Outre des pays dépourvus de véritable industrie automobile nationale – ou alors où celle-ci était peu développée et limitée au marché intérieur -, la firme du Quai de Javel n’hésita pas non plus à s’implanter dans des pays qui, au contraire, figuraient parmi les pionniers de l’automobile et où la concurrence des constructeurs nationaux était donc, pourtant, particulièrement rude.
Outre-Manche, Citroën inaugura ainsi sa filiale anglaise, Citroën Cars Limited, dès 1923. Si, au début, l’activité de celle-ci se limitait à vendre sur le marché britannique les modèles produits en France – et simplement doté d’un volant à droite afin de se conformer à la législation du marché local -, l’évolution de la politique du gouvernement britannique en matière de véhicules importés va toutefois bientôt modifier la donne. Est-ce à cause d’un accès de « chauvinisme » assez prononcé – que nos voisins anglais, surtout à l’époque, ne cherchaient d’ailleurs même pas à dissimuler – et parce qu’il paraissait inconcevable à certains politiques anglais que leurs concitoyens roulent dans une voiture qui ne soit pas anglaise ? Ou d’une pression de la part des constructeurs britanniques, voire même d’une initiative de certains ténors politiques de l’époque qui estimaient qu’il était de leur devoir de protéger les intérêts de l’industrie automobile nationale ? Toujours est-il qu’à peine trois ans après l’arrivée de Citroën au pays de Shakespeare, le gouvernement de Londres décide d’augmenter fortement les taxes d’importation pour les voitures venant de l’étranger.

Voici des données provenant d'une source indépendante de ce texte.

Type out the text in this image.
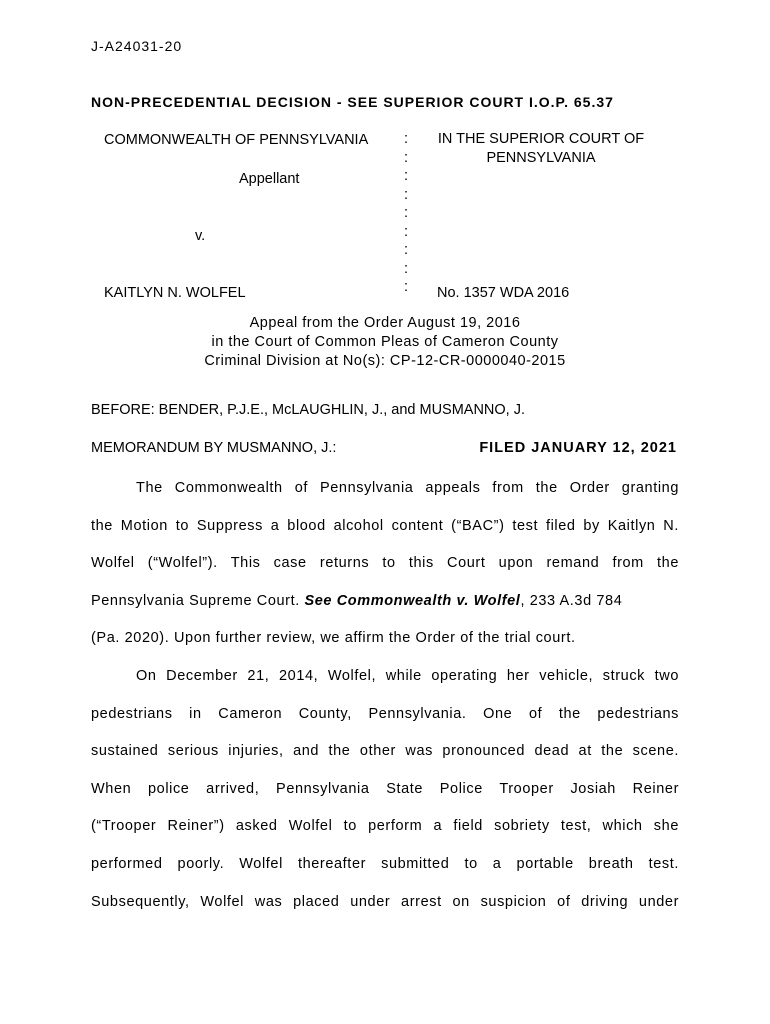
J-A24031-20
NON-PRECEDENTIAL DECISION - SEE SUPERIOR COURT I.O.P. 65.37
COMMONWEALTH OF PENNSYLVANIA
Appellant
v.
KAITLYN N. WOLFEL
:
:
:
:
:
:
:
:
:
IN THE SUPERIOR COURT OF
PENNSYLVANIA
No. 1357 WDA 2016
Appeal from the Order August 19, 2016
in the Court of Common Pleas of Cameron County
Criminal Division at No(s): CP-12-CR-0000040-2015
BEFORE: BENDER, P.J.E., McLAUGHLIN, J., and MUSMANNO, J.
MEMORANDUM BY MUSMANNO, J.:	FILED JANUARY 12, 2021
The Commonwealth of Pennsylvania appeals from the Order granting
the Motion to Suppress a blood alcohol content (“BAC”) test filed by Kaitlyn N.
Wolfel (“Wolfel”). This case returns to this Court upon remand from the
Pennsylvania Supreme Court. See Commonwealth v. Wolfel, 233 A.3d 784
(Pa. 2020). Upon further review, we affirm the Order of the trial court.
On December 21, 2014, Wolfel, while operating her vehicle, struck two
pedestrians in Cameron County, Pennsylvania. One of the pedestrians
sustained serious injuries, and the other was pronounced dead at the scene.
When police arrived, Pennsylvania State Police Trooper Josiah Reiner
(“Trooper Reiner”) asked Wolfel to perform a field sobriety test, which she
performed poorly. Wolfel thereafter submitted to a portable breath test.
Subsequently, Wolfel was placed under arrest on suspicion of driving under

Bien décider à demeurer durablement au Royaume-Uni et même à réussir à séduire, avec ses modèles, les automobilistes en jaquette et chapeau melon, la marque aux chevrons comprend alors que la meilleure – voire, sans doute même, la seule solution – est de produire les voitures destinées à la clientèle anglaise directement en Angleterre. L’usine destinée à assurer la production de ceux-ci est inaugurée à Slough, dans le Berkshire. Si, jusqu’à la Seconde Guerre mondiale, la production de celle-ci s’aligne sur celle du Quai de Javel, les Citroën anglaises se voient rebaptisées avec des appellations à consonance anglaise et se voit souvent d’un accastillage ainsi qu’une présentation intérieure spécifique qui doit leur permettre de répondre au mieux aux goûts de la clientèle british.
Après la période de la Seconde Guerre mondiale, où, comme pour les constructeurs britanniques, l’usine de Slough se voit obligée de se reconvertir dans la production de véhicules militaires et de matériel de guerre. Une fois, la paix revenue, la production des Traction anglaises reprend alors dès 1946, les modèles étant les mêmes que ceux produits en France, mais avec des appellations différentes : Lightt Fifteen pour la 11 Légère, Big Fifteen pour la 11 Normale et Six Cylinder pour la 15 Six. Si la populaire 2 CV vient, logiquement, rejoindre elle aussi la gamme britannique, c’est toutefois avec plusieurs années de décalage par rapport au marché français : si la production débute en France en 1949, elle ne commence à sortir des chaînes d’assemblage de l’usine de Slough quatre ans plus tard, en 1953.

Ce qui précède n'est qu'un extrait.